Il problema non è affatto risolto, come spiegava ieri l’Economist facendo il punto sullo stato della guerra giornali-Google: se gli Stati Uniti sembrano avere trovato una quadra, infatti, dal resto del mondo cominciano a levarsi proteste non senza conseguenze: da circa un anno in Brasile più di centocinquanta quotidiani hanno scelto di togliersi da Google News sostenendo che il colosso del Web avrebbe dovuto pagarli. La decisione al momento sembra premiare gli editori sudamericani (dopo questo passo, sostengono, il traffico sui loro siti è diminuito solo del cinque per cento), ma quello brasiliano è un caso a parte, anche perché a Rio e dintorni i giornali stanno meglio che in Europa.
Già, l’Europa: gli editori tedeschi hanno ottenuto l’approvazione da parte del governo di leggi severe per “contenere” i motori di ricerca, e la Francia si è messa sulla stessa strada. Difficile però, scriveva ancora Carr, che il presidente di Google, Eric Schmidt, accetti di pagare una tassa su contenuti non di sua proprietà. Come sempre le ragioni sono, almeno apparentemente, da entrambe le parti. Ma Google può permettersi il lusso di temporeggiare, forte innanzitutto dei suoi quattro miliardi di clic generati al mese verso i siti di notizie, un miliardo dei quali da Google News.
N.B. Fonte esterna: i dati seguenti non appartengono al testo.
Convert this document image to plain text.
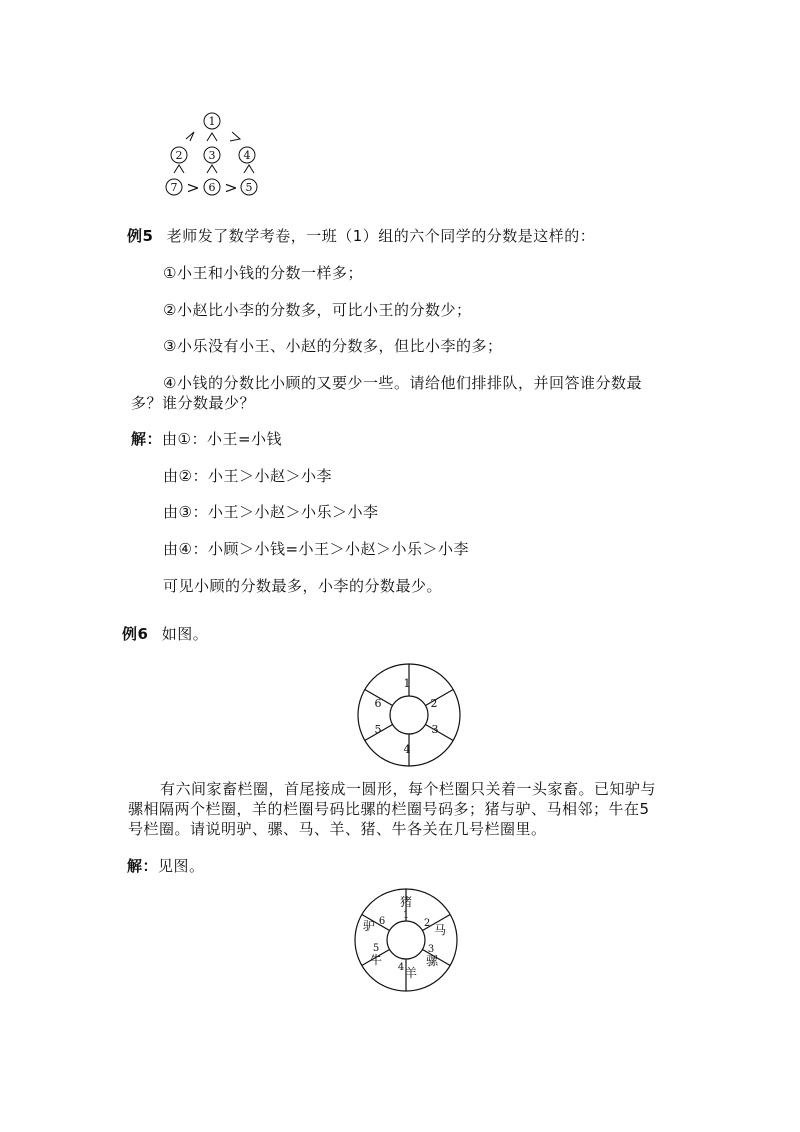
1
2 3	4
7	6	5
> >
例5 老师发了数学考卷，一班（1）组的六个同学的分数是这样的：
①小王和小钱的分数一样多；
②小赵比小李的分数多，可比小王的分数少；
③小乐没有小王、小赵的分数多，但比小李的多；
④小钱的分数比小顾的又要少一些。请给他们排排队，并回答谁分数最
多？谁分数最少？
解：由①：小王=小钱
由②：小王＞小赵＞小李
由③：小王＞小赵＞小乐＞小李
由④：小顾＞小钱=小王＞小赵＞小乐＞小李
可见小顾的分数最多，小李的分数最少。
例6 如图。
1
2
3
4
5
6
有六间家畜栏圈，首尾接成一圆形，每个栏圈只关着一头家畜。已知驴与
骡相隔两个栏圈，羊的栏圈号码比骡的栏圈号码多；猪与驴、马相邻；牛在5
号栏圈。请说明驴、骡、马、羊、猪、牛各关在几号栏圈里。
解：见图。
猪
1
2 马
3
骡
4 羊
5
牛
驴 6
Con il passare dei mesi il colosso di Mountain View vede la vittoria più vicina: per gli utenti del Web passare dal motore di ricerca di Schmidt è diventato un gesto naturale e automatico come infilarsi le pantofole appena scesi dal letto, e difficilmente i giornali, in difficoltà economiche sempre più palesi, avranno le forze per continuare a resistere. “Bisogna smetterla di trattare le notizie come un prodotto da tutelare con le stesse restrizioni che si usavano in passato – sostiene Rosental Alves, professore di giornalismo in Texas e già direttore del Jornal do Brasil, citato da Carr nel suo articolo – L’informazione è liquida e inarrestabile”. Ciò non significa che a Schmidt convenga sedersi sulla riva del fiume e aspettare il cadavere inchiostrato del giornalismo mondiale, tutt’altro. I primi a cui conviene avere un mondo dell’editoria vivo sono proprio i ragazzi di Google. Dopo un incontro con il presidente Hollande, Schmidt si è detto fiducioso di “poter raggiungere un accordo entro la fine dell’anno” con gli editori francesi.

Come sostiene l’Economist, il vero problema dietro a questo scontro è la crisi della carta stampata. In Francia (ma la situazione è analoga in quasi tutto il mondo) tutti i giornali hanno i conti in rosso, e dare le colpe a Google è miope oltre che infantile. Non sarà una tassa sui contenuti a riempire di nuovo le casse e ad accelerare il rinnovamento di un mondo che fatica ad abbandonare un sistema che per decenni ha funzionato, ma che oggi dimostra tutta la sua inadeguatezza. Jan Malinowski, esperto di media presso il Consiglio europeo, dice che cercare di imporre a Google una tassa sugli articoli è “come proibire la stampa a caratteri mobili di Gutenberg per tutelare gli amanuensi”. Occorre inventiva, suggerisce infine l’Economist: alcuni sistemi di pagamento, anche diversi tra loro, cominciano a funzionare. Imitare questi esempi virtuosi può essere una buona mossa. Poi, paradossalmente, smettere di vedere Google come un nemico e iniziare a trattarlo come un possibile alleato potrebbe finalmente migliorare le cose.